OBTAINING CONSENT TO GIVE CAREUNCONSCIOUS/UNABLE TO RESPOND

Sometimes, adults may not be able to give expressed consent. This includes people who are unconscious or unable to respond, confused, mentally impaired, seriously injured or seriously ill. In these cases, the law assumes that if the person could respond, he or she would agree to care.

This is called “IMPLIED CONSENT.”

GOOD SAMARITAN LAWS

GOOD SAMARITAN LAWS (CONT.)

The vast majority of states and the District of Columbia have Good Samaritan Laws that protect people against claims of negligence when they give emergency care in good faith without accepting anything in return.

Question? List some reasons people are hesitant to give care to an ill or injured person? Hint: Think barriers to action.

GOOD SAMARITAN LAWS (CONT.)

Answer. Presence of Bystanders, Uncertainty about the victim, nature of the injury/illness, fear of transmission of disease, fear of doing something wrong and fear of being sued.
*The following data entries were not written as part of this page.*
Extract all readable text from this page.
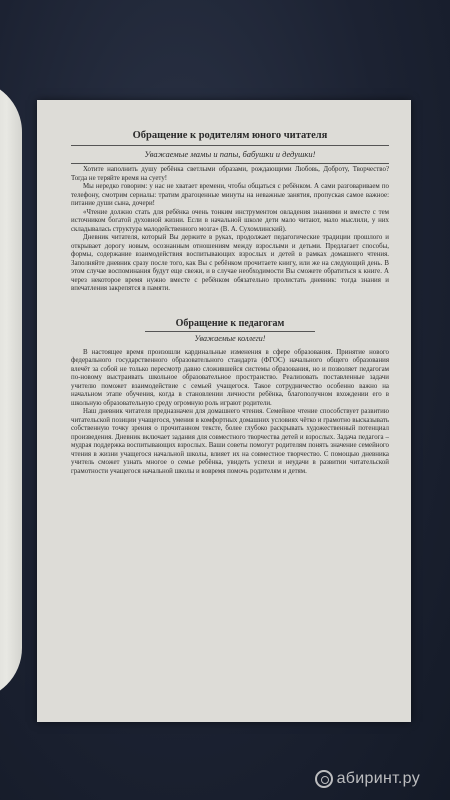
Обращение к родителям юного читателя
Уважаемые мамы и папы, бабушки и дедушки!

Хотите наполнить душу ребёнка светлыми образами, рождающими Любовь, Доброту, Творчество? Тогда не теряйте время на суету!

Мы нередко говорим: у нас не хватает времени, чтобы общаться с ребёнком. А сами разговариваем по телефону, смотрим сериалы: тратим драгоценные минуты на неважные занятия, пропуская самое важное: питание души сына, дочери!

«Чтение должно стать для ребёнка очень тонким инструментом овладения знаниями и вместе с тем источником богатой духовной жизни. Если в начальной школе дети мало читают, мало мыслили, у них складывалась структура малодейственного мозга» (В. А. Сухомлинский).

Дневник читателя, который Вы держите в руках, продолжает педагогические традиции прошлого и открывает дорогу новым, осознанным отношениям между взрослыми и детьми. Предлагает способы, формы, содержание взаимодействия воспитывающих взрослых и детей в рамках домашнего чтения. Заполняйте дневник сразу после того, как Вы с ребёнком прочитаете книгу, или же на следующий день. В этом случае воспоминания будут еще свежи, и в случае необходимости Вы сможете обратиться к книге. А через некоторое время нужно вместе с ребёнком обязательно пролистать дневник: тогда знания и впечатления закрепятся в памяти.

Обращение к педагогам
Уважаемые коллеги!

В настоящее время произошли кардинальные изменения в сфере образования. Принятие нового федерального государственного образовательного стандарта (ФГОС) начального общего образования влечёт за собой не только пересмотр давно сложившейся системы образования, но и позволяет педагогам по-новому выстраивать школьное образовательное пространство. Реализовать поставленные задачи учителю поможет взаимодействие с семьей учащегося. Такое сотрудничество особенно важно на начальном этапе обучения, когда в становлении личности ребёнка, благополучном вхождении его в школьную образовательную среду огромную роль играют родители.

Наш дневник читателя предназначен для домашнего чтения. Семейное чтение способствует развитию читательской позиции учащегося, умения в комфортных домашних условиях чётко и грамотно высказывать собственную точку зрения о прочитанном тексте, более глубоко раскрывать художественный потенциал произведения. Дневник включает задания для совместного творчества детей и взрослых. Задача педагога – мудрая поддержка воспитывающих взрослых. Ваши советы помогут родителям понять значение семейного чтения в жизни учащегося начальной школы, влияет их на совместное творчество. С помощью дневника учитель сможет узнать многое о семье ребёнка, увидеть успехи и неудачи в развитии читательской грамотности учащегося начальной школы и вовремя помочь родителям и детям.

абиринт.ру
Good Samaritan laws usually protect citizens who act the same way that a “reasonable and prudent person would under the following conditions.

Good Samaritan Law

1. Move person only if person’s life were in danger.

2. Ask a conscious person for permission, consent, before giving care.

3. Check person for life-threatening conditions before giving care.

4. Call 9-1-1.

5. Continue to give care until trained professionals arrive to take over.

SCENARIO

You are jogging through the park on a warm sunny Sunday afternoon. The park is jammed with people walking, playing ball and having picnics. As you are jogging, someone stops you to ask if you can help a child that fell off the swings. You rush over to find the young boy crying, loudly, and has cuts on his knees. How will you respond?